Abstact

N6-methyladenosine (m(6)A) is the most prevalent internal modification in eukaryotic messenger RNA. Dysregulation of m(6)A-RNA signaling has been implicated in a wide range of human diseases. The N6-methyladenosine modifications in DNA (6mA) is much rarer, and its role is still debated.
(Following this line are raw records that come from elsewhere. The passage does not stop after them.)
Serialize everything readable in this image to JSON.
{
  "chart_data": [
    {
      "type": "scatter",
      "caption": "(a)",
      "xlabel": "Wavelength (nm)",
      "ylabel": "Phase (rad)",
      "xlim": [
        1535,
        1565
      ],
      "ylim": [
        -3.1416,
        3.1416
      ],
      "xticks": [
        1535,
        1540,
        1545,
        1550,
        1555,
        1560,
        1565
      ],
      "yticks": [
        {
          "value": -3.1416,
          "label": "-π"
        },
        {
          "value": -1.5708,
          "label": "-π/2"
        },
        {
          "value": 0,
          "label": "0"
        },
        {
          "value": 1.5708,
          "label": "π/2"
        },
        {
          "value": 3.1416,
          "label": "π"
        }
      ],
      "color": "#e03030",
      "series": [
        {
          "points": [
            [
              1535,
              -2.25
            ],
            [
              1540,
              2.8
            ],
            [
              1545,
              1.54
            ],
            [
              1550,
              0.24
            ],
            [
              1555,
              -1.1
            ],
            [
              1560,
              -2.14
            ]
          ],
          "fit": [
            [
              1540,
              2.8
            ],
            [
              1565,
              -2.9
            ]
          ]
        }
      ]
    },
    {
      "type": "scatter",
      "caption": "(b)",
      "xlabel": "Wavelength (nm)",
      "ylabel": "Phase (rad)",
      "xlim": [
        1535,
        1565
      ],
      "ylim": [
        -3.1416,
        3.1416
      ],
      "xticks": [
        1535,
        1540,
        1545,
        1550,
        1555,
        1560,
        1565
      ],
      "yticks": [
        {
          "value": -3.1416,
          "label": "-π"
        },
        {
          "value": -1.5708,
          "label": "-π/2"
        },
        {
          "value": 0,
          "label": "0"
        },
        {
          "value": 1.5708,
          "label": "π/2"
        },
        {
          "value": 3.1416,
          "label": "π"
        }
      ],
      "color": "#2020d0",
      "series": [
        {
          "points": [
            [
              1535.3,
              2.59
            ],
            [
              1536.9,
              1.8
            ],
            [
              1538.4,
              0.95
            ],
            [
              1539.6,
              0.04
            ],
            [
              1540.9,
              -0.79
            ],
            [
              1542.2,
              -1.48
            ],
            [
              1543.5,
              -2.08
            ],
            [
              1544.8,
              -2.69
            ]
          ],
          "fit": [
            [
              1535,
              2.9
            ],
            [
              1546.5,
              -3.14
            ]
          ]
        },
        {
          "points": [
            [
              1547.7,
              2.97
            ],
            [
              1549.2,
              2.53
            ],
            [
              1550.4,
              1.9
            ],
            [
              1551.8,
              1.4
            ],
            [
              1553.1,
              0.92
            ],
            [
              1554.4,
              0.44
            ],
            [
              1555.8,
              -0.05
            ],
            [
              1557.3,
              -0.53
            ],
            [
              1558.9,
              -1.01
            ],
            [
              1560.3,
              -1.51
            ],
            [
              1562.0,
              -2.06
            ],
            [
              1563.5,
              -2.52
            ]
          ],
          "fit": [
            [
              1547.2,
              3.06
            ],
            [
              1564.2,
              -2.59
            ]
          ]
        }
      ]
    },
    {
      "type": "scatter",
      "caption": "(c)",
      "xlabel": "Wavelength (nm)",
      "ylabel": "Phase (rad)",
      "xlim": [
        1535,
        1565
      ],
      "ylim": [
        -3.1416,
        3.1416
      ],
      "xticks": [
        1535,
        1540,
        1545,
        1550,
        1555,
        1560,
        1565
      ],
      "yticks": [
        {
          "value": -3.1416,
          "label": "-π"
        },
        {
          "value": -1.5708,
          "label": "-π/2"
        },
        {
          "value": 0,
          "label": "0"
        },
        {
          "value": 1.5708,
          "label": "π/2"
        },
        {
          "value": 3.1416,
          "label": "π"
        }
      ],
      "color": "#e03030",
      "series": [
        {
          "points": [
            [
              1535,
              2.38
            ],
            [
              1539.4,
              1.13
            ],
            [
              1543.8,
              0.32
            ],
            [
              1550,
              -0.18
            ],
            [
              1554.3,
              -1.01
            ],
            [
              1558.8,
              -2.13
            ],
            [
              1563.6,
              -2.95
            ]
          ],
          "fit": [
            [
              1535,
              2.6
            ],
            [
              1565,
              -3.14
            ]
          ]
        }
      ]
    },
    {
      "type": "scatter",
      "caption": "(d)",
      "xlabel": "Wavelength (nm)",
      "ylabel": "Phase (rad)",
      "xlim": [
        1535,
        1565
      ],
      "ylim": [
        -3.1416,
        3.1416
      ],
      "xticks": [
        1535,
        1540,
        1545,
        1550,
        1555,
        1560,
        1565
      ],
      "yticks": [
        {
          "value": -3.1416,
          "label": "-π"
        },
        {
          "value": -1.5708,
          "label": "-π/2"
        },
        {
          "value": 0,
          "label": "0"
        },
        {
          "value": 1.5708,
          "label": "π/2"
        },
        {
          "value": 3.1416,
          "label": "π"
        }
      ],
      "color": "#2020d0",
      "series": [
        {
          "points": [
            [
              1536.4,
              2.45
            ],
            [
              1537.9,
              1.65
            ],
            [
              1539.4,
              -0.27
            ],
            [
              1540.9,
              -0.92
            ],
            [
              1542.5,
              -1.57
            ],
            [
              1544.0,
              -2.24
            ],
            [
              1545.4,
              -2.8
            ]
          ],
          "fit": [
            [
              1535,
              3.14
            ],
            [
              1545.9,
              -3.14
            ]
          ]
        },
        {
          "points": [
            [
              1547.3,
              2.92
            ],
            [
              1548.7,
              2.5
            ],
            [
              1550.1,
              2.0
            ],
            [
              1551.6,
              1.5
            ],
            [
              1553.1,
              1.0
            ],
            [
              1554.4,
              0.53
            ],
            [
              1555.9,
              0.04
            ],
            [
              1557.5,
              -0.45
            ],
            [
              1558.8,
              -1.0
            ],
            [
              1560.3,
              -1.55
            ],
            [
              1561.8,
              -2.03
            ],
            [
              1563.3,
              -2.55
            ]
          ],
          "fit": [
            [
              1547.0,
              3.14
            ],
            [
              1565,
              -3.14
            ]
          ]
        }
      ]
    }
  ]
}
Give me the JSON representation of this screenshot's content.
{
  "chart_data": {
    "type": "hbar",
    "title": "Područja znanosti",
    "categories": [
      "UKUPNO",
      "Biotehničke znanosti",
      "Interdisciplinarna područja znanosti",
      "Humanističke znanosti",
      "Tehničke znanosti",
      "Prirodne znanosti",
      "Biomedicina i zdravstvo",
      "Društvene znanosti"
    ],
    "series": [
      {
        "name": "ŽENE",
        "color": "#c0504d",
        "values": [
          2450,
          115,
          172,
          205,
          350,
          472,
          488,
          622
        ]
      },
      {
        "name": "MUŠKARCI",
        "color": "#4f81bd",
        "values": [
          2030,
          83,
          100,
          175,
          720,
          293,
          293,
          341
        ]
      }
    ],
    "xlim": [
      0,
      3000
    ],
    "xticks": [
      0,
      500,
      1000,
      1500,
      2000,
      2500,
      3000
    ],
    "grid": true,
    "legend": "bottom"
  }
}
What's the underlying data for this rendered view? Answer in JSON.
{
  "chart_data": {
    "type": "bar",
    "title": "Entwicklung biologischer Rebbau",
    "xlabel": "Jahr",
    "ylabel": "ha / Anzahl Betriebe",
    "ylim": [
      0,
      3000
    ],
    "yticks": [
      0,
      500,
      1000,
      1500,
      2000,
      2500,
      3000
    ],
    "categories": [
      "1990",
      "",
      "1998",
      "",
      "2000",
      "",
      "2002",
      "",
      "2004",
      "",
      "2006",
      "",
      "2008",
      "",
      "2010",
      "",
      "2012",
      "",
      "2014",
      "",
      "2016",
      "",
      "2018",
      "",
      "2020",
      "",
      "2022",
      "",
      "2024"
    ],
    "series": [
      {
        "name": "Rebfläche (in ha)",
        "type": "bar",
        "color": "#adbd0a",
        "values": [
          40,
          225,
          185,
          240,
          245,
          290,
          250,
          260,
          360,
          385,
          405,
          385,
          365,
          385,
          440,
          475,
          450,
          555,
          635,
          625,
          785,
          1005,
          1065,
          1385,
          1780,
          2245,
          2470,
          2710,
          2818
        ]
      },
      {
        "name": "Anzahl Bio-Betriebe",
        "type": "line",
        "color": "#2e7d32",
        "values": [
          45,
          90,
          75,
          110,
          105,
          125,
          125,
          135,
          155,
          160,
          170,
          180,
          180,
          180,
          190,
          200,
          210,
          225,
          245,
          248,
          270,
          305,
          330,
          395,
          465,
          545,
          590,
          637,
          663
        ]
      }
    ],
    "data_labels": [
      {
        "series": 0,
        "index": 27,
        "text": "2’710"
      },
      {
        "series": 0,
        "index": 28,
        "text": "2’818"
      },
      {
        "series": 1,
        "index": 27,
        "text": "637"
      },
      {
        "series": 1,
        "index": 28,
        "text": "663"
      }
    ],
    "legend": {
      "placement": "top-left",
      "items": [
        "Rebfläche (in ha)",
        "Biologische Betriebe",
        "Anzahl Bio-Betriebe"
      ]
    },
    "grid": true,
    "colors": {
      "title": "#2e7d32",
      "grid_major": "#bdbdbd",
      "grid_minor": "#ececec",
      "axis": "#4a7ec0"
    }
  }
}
Here, we report the first holo crystal structure of the m(6)A-RNA reader YTHDC2. The 1.6 A resolution structure of YTHDC2 bound to the single-strand (ss) hexanucleotide GG(6mA)CTA-DNA shows an essentially identical binding mode of (6mA)CT-DNA as (m(6)A)CU-RNA in the other four human reader proteins YTHDC1 and YTHDF1-3. Comparative analysis of the binding of fluorescent-labeled 6mA-ssDNA and m(6)A-RNA revealed that the five human m(6)A-RNA readers exhibit slightly stronger binding affinity for 6mA-modified DNA with a factor ranging from about 1.3 for YTHDC1 to 30 for YTHDC2. Given the similar affinity and the similar binding mode of 6mA-ssDNA and m(6)A-RNA, we set up to develop a fluorescence polarization (FP) binding assay that uses a fluorescent-labeled 6mA-containing ssDNA as probe. The DNA-based FP assay shows high stability and robustness, making it suitable for high-throughput screening applications. The assay provides a powerful and cost-efficient platform to accelerate the discovery of small-molecule modulators targeting m(6)A-RNA reader proteins.